There is definitely a lot of funding pouring into this area of ML model development as more commercial uses become apparent. In the AI Index Report published by Stanford in 2022, there are couple of takeaways worth noticing. One – the technical performance of these models has grown at a staggering pace. This combined with a reduction in the cost to train image classification systems and massive improvement in the time it takes to train them will likely lead to wider commercial adoption, as the economics become attractive to VCs.
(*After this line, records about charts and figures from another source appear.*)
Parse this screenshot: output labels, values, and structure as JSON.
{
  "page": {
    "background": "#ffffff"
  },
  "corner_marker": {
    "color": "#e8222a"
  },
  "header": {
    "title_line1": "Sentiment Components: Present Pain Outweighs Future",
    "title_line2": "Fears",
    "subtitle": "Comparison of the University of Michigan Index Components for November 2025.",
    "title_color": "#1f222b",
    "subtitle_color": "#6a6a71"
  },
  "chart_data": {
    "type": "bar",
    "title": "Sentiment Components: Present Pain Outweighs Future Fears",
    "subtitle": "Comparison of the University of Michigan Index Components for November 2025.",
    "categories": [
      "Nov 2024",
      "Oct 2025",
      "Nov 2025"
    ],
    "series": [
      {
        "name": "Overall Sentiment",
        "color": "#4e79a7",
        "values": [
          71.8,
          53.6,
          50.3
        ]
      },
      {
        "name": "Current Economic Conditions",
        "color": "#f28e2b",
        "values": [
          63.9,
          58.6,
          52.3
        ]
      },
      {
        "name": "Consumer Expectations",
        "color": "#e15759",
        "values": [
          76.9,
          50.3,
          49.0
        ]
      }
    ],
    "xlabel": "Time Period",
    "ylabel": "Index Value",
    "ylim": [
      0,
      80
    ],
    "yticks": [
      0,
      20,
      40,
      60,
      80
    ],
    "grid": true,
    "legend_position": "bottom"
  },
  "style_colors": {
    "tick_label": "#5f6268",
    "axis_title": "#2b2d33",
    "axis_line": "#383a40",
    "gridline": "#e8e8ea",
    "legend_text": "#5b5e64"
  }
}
The second is the elevation of AI Ethics from being an academic specialty to a more serious industry and society wide concern. The number of publications, research papers and conferences focused on AI ethics have seen double digit growth in last few years. Algorithmic fairness, or the lack thereof in these technologies available to the public are raising vital questions around changing notions of authorship and impact on creative professionals and artists. The entire magic you see on the screen after you enter a text prompt is enabled behind the scenes by training models using vast sets of images and metadata scraped from the internet. Think big social platforms ranging from Pinterest and Tumblr to stock image sites like Getty Images and many more. A lot of the reference images and media are created by living artists and hence, it raises questions about ethics of appropriating their creative blood and sweat and outright using their work with an absolute absence of any form of consent. Even if today the usage of scraped data falls fairly under the current provisions of copyright and other laws, it begs the question – is the law too slow to define and codify the guardrails for such fast-evolving technologies?
Mostaque is hopeful on some of these concerns citing that development of new verification and attribution systems along with building and releasing these models in the public sphere with open access is the ideal way forward. Referring to his aversion to big tech controlling the development of these technologies, he quipped:
Should the tools to allow anyone to be creative, anyone to be educated, and other things like that be run by private companies? Probably not. They should be a public good. Should they be United Nations and other bureaucratic hell holes? Probably not.
The jury will be out for the foreseeable future on Mostaque’s outlook on how these will play out, as they do when a new-fangled technology starts sowing roots into digital culture and media consciousness. The implications are only just beginning to be explored. This looks like the basic blocks for building the primitives that may someday realize the cyber fantasies of conjuring whole worlds in the holodeck.